Subject: Re: copyin/out
To: <>
From: David Laight <>
List: port-arm
Date: 08/09/2002 11:18:13
> My three main concerns are:
> 	1) how does it work on other ARM architectures
> 	2) is the code too large for the more limited
> 	   of the arm32 archs?

You need to do a system wide benchmark for that.  It all depends
of what you displace in order to include your unrolled loops.

I'm also not actually sure (and it is difficult to guess) whether
the code is likely to be in the cache when you start.  If not
you need to allow for the memory fetch times of the instructions.
This can mean that code loops are faster than table lookups.
> 	3) Are there large, unaligned data copies going
> 	   through the copyin/copyout path?
> Basically, I've ditched the pte scan and I'm using ldr[b]t and str[b]t
> to access user data.  I've also unrolled some loops and I've put in
> some code to prefetch with the 'pld' instruction on XScale 

I got a significant benefit on SA1100 by doing a read ahead of the target
address (to pull it into the data cache).  I can't remember the speeds
I got (and no longer have a test system).  But this is the byte loop:
	ldrb    r4, [r0], #1
11:	subs    r2, r2, #1
	ldrneb  r5, [r1,#24]
	strb    r4, [r1], #1
	ldrneb  r4, [r0], #1
	bne     11b
Only with the 'prefetch' did the order of the instructions matter.

> With this, I'm seeing copyout run at about 63MB/s on a simple test
> (dd if=/dev/zero of=/dev/null count=1024 bs=1024k).

How fast did it run before?

Some heavily snipped comments..

> 	/* Quick exit if length is zero */	
> 	teq	r2, #0
> 	moveq	r0, #0
> 	moveq	pc, lr
Does this help?  Are there enough 0 length transfers for it to matter?
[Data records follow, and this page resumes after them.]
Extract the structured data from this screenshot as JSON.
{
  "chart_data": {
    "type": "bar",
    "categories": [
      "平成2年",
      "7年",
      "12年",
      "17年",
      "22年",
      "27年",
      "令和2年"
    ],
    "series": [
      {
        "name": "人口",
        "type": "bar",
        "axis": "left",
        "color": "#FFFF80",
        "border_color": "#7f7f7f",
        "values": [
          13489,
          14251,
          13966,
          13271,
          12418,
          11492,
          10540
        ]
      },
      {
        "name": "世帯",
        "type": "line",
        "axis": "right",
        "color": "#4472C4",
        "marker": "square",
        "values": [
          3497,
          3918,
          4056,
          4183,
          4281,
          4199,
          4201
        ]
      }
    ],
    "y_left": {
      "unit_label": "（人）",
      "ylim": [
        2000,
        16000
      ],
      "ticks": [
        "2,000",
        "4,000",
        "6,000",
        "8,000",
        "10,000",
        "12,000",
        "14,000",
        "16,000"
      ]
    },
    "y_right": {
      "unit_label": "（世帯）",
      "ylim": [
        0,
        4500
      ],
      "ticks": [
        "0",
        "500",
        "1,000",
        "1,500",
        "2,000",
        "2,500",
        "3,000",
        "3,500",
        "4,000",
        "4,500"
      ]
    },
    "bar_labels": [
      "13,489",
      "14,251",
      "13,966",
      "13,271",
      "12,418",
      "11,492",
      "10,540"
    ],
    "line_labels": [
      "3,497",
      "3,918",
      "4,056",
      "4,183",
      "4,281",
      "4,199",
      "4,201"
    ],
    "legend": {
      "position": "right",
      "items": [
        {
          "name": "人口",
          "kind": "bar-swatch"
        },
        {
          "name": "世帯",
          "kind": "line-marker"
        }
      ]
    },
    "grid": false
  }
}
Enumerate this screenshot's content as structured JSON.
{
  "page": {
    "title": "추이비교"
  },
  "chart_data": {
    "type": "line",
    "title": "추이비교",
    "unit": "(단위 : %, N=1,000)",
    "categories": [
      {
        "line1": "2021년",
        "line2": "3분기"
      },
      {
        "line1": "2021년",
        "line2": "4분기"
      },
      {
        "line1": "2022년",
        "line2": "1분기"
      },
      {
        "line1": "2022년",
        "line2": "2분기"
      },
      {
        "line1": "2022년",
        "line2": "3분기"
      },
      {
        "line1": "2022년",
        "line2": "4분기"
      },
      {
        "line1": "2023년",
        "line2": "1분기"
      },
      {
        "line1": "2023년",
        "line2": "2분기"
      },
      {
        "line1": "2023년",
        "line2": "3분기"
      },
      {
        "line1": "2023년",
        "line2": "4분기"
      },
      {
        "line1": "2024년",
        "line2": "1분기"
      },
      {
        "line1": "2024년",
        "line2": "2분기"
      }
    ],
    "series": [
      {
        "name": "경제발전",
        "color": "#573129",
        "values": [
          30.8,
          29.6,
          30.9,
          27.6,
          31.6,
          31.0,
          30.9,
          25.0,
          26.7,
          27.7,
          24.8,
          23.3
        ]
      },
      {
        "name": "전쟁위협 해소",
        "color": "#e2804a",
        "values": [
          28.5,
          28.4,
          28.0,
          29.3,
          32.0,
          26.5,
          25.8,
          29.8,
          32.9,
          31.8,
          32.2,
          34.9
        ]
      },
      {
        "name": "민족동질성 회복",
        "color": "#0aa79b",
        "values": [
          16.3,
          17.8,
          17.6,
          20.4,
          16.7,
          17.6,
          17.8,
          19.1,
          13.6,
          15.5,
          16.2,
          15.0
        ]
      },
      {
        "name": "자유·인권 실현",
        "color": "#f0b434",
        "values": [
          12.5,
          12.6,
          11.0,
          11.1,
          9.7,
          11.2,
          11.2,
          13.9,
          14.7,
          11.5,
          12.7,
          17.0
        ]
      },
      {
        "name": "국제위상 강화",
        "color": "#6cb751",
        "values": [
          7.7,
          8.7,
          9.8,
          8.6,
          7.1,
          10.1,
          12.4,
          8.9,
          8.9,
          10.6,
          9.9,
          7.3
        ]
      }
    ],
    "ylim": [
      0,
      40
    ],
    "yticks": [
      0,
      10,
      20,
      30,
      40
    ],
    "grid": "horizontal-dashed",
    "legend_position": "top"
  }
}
> 	 * Align destination to word boundary.
> 	and	r6, r1, #0x3
> 	ldr	pc, [pc, r6, lsl #2]
> 	b	Lialend
> 	.word	Lialend
> 	.word	Lial1
> 	.word	Lial2
> 	.word	Lial3
> Lial3:	ldrbt	r6, [r0], #1
> 	sub	r2, r2, #1
> 	strb	r6, [r1], #1
> Lial2:	ldrbt	r7, [r0], #1
> 	sub	r2, r2, #1
> 	strb	r7, [r1], #1
> Lial1:	ldrbt	r6, [r0], #1
> 	sub	r2, r2, #1
> 	strb	r6, [r1], #1
> Lialend:

How about:
	ands	r6, r1, #3
	addne	pc, pc, r6 lsl #3
	b	Lialend
	ldrbt	r7, [r0], #1
	strb	r7, [r1], #1
	ldrbt	r7, [r0], #1
	strb	r7, [r1], #1
	ldrbt	r7, [r0], #1
	strb	r7, [r1], #1
	eor	r6, r6, #2
	sub	r2, r2, r6

Which, in particular, saves pulling a chunk of the code into
the data cache.

> 	/* If few bytes left, finish slow. */
> 	cmp	r2, #0x08
> 	blt	Licleanup

Surely it is worth increasing the number of bytes we enter this
path with to ensure that check never takes.

> 	/* If source is not aligned, finish slow. */
> 	ands	r3, r0, #0x03
> 	bne	Licleanup

Maybe worth checking src and dest have same alignment earlier
> 	/*
> 	 * Align destination to cacheline boundary.
> 	 * If source and destination are nicely aligned, this can be a big
> 	 * win.  If not, it's still cheaper to copy in groups of 32 even if
> 	 * we don't get the nice cacheline alignment.
> 	 */

Do you always want to align on the destination?
For SA1100, if you can do 'stm' writes of 4 words then you don't
need to worry about the destination being cached (unless you want
the data soon).  Also aligning the source might be a win on
because you could use ldm after an initial ldrt (saving cache).

Also, like the byte align code, it ought to be possible to
avoid the data read and the 'sub r2,r2,#2' in each case.

> 	 * This loop basically works out to:
> 	 * do {
> 	 * 	prefetch-next-cacheline(s)
> 	 *	bytes -= 0x20;
> 	 *	copy cacheline
> 	 * } while (bytes >= 0x40);
> 	 * bytes -= 0x20;
> 	 * copy cacheline

I'd try to reduce the code size by only having the 'copy
cacheline' present once.  Shouldn't be too hard!

> Licleanup:
> 	and	r6, r2, #0x3
> 	ldr	pc, [pc, r6, lsl #2]
> 	b	Licend
> 	.word	Lic4
> 	.word	Lic1
> 	.word	Lic2
> 	.word	Lic3
> Lic4:	ldrbt	r6, [r0], #1
> 	sub	r2, r2, #1
> 	strb	r6, [r1], #1
> Lic3:	ldrbt	r7, [r0], #1
> 	sub	r2, r2, #1
> 	strb	r7, [r1], #1
> Lic2:	ldrbt	r6, [r0], #1
> 	sub	r2, r2, #1
> 	strb	r6, [r1], #1
> Lic1:	ldrbt	r7, [r0], #1
> 	subs	r2, r2, #1
> 	strb	r7, [r1], #1
> Licend:
> 	bne	Licleanup

A trully horrid loop!


David Laight: